I get 4,0 x 10^9. Is this right?
4.0 x 10^-5
Surely you made a typo with Ksp. Surely it is 4.0 x 10^-11 and not +11.
S then is 4.0 x 10^-9 M (not +9)
To determine the molar solubility of CaF2 in this scenario, we need to use the concept of the common ion effect.
The common ion effect states that the solubility of a salt is reduced when a common ion is added to the solution. Here, the common ion is fluoride (F-), which is present in both NaF and CaF2.
First, let's write the balanced chemical equation for the dissociation of CaF2:
CaF2(s) ⇌ Ca2+(aq) + 2F-(aq)
The solubility product constant (Ksp) expression for CaF2 can be written as:
Ksp = [Ca2+][F-]^2
Since CaF2 is already in a saturated solution, we can assume that it is at equilibrium, meaning the concentrations of Ca2+ and F- ions from the dissociation are constant.
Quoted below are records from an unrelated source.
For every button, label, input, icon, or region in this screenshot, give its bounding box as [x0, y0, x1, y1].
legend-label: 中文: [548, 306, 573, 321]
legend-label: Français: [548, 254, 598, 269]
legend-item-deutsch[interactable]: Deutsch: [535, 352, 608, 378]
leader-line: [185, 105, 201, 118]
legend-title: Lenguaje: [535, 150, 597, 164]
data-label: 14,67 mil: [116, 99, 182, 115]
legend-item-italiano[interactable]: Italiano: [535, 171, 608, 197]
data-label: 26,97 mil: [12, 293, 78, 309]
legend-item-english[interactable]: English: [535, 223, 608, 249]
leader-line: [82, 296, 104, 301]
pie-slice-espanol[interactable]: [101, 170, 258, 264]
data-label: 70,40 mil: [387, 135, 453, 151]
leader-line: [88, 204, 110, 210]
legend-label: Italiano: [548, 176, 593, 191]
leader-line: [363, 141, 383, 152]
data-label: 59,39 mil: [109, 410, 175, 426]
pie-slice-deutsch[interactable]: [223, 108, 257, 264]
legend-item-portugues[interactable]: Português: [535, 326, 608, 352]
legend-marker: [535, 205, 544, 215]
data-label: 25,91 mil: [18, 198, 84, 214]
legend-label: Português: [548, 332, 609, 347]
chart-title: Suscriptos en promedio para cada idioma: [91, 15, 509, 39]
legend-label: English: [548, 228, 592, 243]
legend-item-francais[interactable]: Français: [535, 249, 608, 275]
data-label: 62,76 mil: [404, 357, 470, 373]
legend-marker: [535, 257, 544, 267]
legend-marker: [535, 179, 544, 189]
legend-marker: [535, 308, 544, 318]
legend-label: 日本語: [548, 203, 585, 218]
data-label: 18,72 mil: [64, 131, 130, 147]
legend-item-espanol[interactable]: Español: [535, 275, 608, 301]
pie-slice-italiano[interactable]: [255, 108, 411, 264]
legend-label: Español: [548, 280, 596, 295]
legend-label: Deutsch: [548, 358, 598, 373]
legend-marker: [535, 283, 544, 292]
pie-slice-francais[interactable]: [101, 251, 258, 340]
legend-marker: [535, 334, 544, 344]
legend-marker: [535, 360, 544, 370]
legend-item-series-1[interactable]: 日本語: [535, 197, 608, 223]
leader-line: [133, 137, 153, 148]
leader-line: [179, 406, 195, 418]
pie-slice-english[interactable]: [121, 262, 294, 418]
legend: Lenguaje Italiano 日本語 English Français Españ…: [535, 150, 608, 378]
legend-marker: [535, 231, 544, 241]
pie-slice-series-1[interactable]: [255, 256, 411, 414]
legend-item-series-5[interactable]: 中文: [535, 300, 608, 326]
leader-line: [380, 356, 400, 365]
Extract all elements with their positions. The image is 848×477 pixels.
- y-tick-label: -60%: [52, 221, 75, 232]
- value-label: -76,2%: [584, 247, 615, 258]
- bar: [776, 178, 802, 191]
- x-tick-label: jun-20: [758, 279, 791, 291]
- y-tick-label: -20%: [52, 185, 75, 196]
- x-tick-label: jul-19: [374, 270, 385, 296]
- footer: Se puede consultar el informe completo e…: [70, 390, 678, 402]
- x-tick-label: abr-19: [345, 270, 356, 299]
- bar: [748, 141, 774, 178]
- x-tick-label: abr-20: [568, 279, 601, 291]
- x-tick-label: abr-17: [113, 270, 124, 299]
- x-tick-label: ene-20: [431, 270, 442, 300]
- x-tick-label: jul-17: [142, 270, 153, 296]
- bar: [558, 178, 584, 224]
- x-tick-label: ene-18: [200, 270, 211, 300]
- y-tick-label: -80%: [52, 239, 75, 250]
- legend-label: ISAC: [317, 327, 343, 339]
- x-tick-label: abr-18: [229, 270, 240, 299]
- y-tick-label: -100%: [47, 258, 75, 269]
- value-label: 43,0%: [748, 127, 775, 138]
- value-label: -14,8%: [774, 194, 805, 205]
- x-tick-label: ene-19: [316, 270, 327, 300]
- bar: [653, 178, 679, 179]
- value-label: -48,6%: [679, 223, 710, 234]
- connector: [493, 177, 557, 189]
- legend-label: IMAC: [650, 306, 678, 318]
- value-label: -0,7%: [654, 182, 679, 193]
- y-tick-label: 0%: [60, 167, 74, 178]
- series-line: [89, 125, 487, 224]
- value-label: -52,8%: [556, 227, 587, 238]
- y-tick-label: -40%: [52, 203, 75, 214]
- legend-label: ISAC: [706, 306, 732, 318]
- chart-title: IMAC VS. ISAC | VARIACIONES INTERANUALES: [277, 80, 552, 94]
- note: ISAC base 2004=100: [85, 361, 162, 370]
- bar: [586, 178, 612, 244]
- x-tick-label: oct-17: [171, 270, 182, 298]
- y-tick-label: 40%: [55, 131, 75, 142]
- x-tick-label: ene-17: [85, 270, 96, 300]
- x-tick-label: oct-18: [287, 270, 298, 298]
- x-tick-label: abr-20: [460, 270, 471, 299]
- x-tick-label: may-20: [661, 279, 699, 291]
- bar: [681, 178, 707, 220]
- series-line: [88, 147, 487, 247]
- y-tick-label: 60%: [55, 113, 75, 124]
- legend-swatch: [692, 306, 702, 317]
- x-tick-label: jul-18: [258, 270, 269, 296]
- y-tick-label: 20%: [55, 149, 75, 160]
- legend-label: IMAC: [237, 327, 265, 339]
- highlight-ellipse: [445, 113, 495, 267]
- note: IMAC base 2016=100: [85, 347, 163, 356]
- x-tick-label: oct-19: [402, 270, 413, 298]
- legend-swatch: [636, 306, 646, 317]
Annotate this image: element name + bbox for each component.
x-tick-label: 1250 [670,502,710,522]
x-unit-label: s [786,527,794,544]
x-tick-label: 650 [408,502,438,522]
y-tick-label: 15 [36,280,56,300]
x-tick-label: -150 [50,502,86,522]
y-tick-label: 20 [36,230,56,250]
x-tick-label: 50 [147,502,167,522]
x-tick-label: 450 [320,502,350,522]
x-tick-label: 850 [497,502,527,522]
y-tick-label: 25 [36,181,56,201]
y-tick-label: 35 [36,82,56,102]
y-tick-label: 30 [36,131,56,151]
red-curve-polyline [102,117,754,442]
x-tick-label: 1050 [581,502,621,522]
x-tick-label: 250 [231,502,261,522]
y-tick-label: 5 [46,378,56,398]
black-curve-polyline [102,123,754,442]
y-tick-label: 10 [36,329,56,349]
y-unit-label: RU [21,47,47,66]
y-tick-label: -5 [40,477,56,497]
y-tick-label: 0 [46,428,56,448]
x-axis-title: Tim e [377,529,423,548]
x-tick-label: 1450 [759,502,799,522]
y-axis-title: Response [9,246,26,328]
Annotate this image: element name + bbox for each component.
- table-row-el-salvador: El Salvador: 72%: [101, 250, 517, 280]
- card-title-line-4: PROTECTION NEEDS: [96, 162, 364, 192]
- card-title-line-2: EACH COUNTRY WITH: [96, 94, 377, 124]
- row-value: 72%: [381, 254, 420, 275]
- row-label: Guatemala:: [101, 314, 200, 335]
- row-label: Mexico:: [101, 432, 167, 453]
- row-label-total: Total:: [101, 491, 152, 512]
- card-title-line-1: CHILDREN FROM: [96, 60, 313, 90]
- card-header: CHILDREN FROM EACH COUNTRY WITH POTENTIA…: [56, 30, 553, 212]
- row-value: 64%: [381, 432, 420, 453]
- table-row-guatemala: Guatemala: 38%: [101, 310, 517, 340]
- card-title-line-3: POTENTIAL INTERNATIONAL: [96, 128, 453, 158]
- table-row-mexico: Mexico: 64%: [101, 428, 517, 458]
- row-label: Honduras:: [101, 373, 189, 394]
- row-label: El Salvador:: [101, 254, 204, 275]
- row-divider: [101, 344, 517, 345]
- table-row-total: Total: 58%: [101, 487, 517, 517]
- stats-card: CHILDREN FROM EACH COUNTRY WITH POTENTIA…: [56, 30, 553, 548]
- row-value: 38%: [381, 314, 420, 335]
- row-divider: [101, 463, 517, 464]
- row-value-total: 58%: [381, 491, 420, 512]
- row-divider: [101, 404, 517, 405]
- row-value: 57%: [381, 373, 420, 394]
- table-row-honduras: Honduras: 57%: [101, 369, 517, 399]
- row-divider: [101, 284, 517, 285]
Let's denote the molar solubility of CaF2 as 'x', which represents the concentration of Ca2+ and F- ions.
Using the given value of Ksp (4.0 x 10^11), we can set up the following equation:
4.0 x 10^11 = (x)(2x)^2
Simplifying, we have:
4.0 x 10^11 = 4x^3
Dividing both sides by 4, we get:
1.0 x 10^11 = x^3
Now, taking the cube root of both sides:
x ≈ 1.0 x 10^3
Therefore, the molar solubility of CaF2 is approximately 1.0 x 10^3 mol/L or 1000 mol/L.
Based on your calculation, you arrived at a molar solubility of 4.0 x 10^9 mol/L, which is not correct.